Corporate Tokens & The Path Forward

  • Corporate Token Catalyst: Large corporations launching tokens (e.g., Coinbase's Base, Tempo) will likely force a clearer definition of token rights and value accrual, as retail investors may flock to familiar brands.
  • Buybacks as a Signal: Protocols like Pump.fun and Hyperliquid use token buybacks to signal value and commitment to token holders, potentially becoming a new industry standard for demonstrating alignment.
  • Industry Consolidation: The current environment will differentiate strong teams willing to undertake difficult restructuring from those clinging to outdated models, leading to market consolidation.
  • Miles concludes, "I think we're legitimately running out of buyers that people want to buy this stuff... if you're not just going to go through this cycle of speculation driving gains, you need something else."

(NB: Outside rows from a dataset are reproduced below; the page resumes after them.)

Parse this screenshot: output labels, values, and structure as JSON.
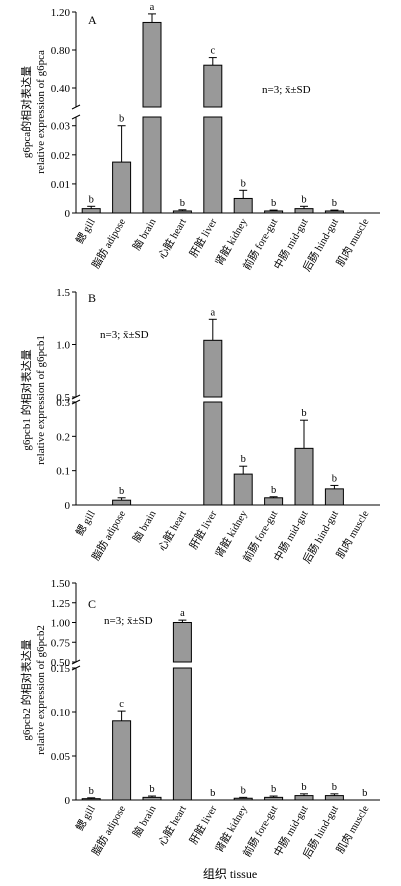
{
  "chart_data": [
    {
      "type": "bar",
      "panel_label": "A",
      "note": "n=3; x̄±SD",
      "ylabel_line1": "g6pca的相对表达量",
      "ylabel_line2": "relative expression of g6pca",
      "categories": [
        "鳃 gill",
        "脂肪 adipose",
        "脑 brain",
        "心脏 heart",
        "肝脏 liver",
        "肾脏 kidney",
        "前肠 fore-gut",
        "中肠 mid-gut",
        "后肠 hind-gut",
        "肌肉 muscle"
      ],
      "values": [
        0.0015,
        0.0175,
        1.09,
        0.0007,
        0.64,
        0.005,
        0.0007,
        0.0015,
        0.0007,
        0
      ],
      "errors": [
        0.0008,
        0.0125,
        0.09,
        0.0004,
        0.08,
        0.0028,
        0.0003,
        0.0008,
        0.0003,
        0
      ],
      "sig_letters": [
        "b",
        "b",
        "a",
        "b",
        "c",
        "b",
        "b",
        "b",
        "b",
        ""
      ],
      "axis_break": true,
      "lower_ylim": [
        0,
        0.033
      ],
      "lower_ticks": [
        "0",
        "0.01",
        "0.02",
        "0.03"
      ],
      "upper_ylim": [
        0.2,
        1.2
      ],
      "upper_ticks": [
        "0.40",
        "0.80",
        "1.20"
      ],
      "lower_tick_values": [
        0,
        0.01,
        0.02,
        0.03
      ],
      "upper_tick_values": [
        0.4,
        0.8,
        1.2
      ],
      "bar_color": "#999999"
    },
    {
      "type": "bar",
      "panel_label": "B",
      "note": "n=3; x̄±SD",
      "ylabel_line1": "g6pcb1 的相对表达量",
      "ylabel_line2": "relative expression of g6pcb1",
      "categories": [
        "鳃 gill",
        "脂肪 adipose",
        "脑 brain",
        "心脏 heart",
        "肝脏 liver",
        "肾脏 kidney",
        "前肠 fore-gut",
        "中肠 mid-gut",
        "后肠 hind-gut",
        "肌肉 muscle"
      ],
      "values": [
        0,
        0.014,
        0,
        0,
        1.04,
        0.09,
        0.021,
        0.165,
        0.047,
        0
      ],
      "errors": [
        0,
        0.007,
        0,
        0,
        0.2,
        0.023,
        0.003,
        0.082,
        0.01,
        0
      ],
      "sig_letters": [
        "",
        "b",
        "",
        "",
        "a",
        "b",
        "b",
        "b",
        "b",
        ""
      ],
      "axis_break": true,
      "lower_ylim": [
        0,
        0.3
      ],
      "lower_ticks": [
        "0",
        "0.1",
        "0.2",
        "0.3"
      ],
      "upper_ylim": [
        0.5,
        1.5
      ],
      "upper_ticks": [
        "0.5",
        "1.0",
        "1.5"
      ],
      "lower_tick_values": [
        0,
        0.1,
        0.2,
        0.3
      ],
      "upper_tick_values": [
        0.5,
        1.0,
        1.5
      ],
      "bar_color": "#999999"
    },
    {
      "type": "bar",
      "panel_label": "C",
      "note": "n=3; x̄±SD",
      "ylabel_line1": "g6pcb2 的相对表达量",
      "ylabel_line2": "relative expression of g6pcb2",
      "categories": [
        "鳃 gill",
        "脂肪 adipose",
        "脑 brain",
        "心脏 heart",
        "肝脏 liver",
        "肾脏 kidney",
        "前肠 fore-gut",
        "中肠 mid-gut",
        "后肠 hind-gut",
        "肌肉 muscle"
      ],
      "values": [
        0.0015,
        0.09,
        0.003,
        1.0,
        0,
        0.002,
        0.003,
        0.005,
        0.005,
        0
      ],
      "errors": [
        0.001,
        0.011,
        0.0015,
        0.03,
        0,
        0.001,
        0.0015,
        0.002,
        0.002,
        0
      ],
      "sig_letters": [
        "b",
        "c",
        "b",
        "a",
        "b",
        "b",
        "b",
        "b",
        "b",
        "b"
      ],
      "axis_break": true,
      "lower_ylim": [
        0,
        0.15
      ],
      "lower_ticks": [
        "0",
        "0.05",
        "0.10",
        "0.15"
      ],
      "upper_ylim": [
        0.5,
        1.5
      ],
      "upper_ticks": [
        "0.50",
        "0.75",
        "1.00",
        "1.25",
        "1.50"
      ],
      "lower_tick_values": [
        0,
        0.05,
        0.1,
        0.15
      ],
      "upper_tick_values": [
        0.5,
        0.75,
        1.0,
        1.25,
        1.5
      ],
      "bar_color": "#999999"
    }
  ],
  "xlabel": "组织 tissue"
}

Investor & Researcher Alpha

  • Capital Reallocation: Expect capital to shift towards protocols demonstrating clear token utility, transparent value accrual, and strong founder-token holder alignment, potentially favoring those undergoing difficult restructuring like Uniswap.
  • M&A Due Diligence: Investors must scrutinize the equity-token split in early-stage deals. Acquisitions will increasingly target equity and IP, leaving token-only positions vulnerable to dilution or exclusion from acquisition benefits.
  • Regulatory Push: Research into "equities light" frameworks and on-chain disclosure standards will gain prominence. Protocols that proactively implement verifiable on-chain revenue and value accrual mechanisms will differentiate themselves.

Strategic Conclusion

Crypto's broken token structures demand immediate, fundamental reform. The industry must define clear token rights, align incentives between founders and token holders, and advocate for "equities light" regulation. The next step is a period of intense restructuring and consolidation, forcing protocols to build transparent, value-accruing models that prioritize long-term investor trust.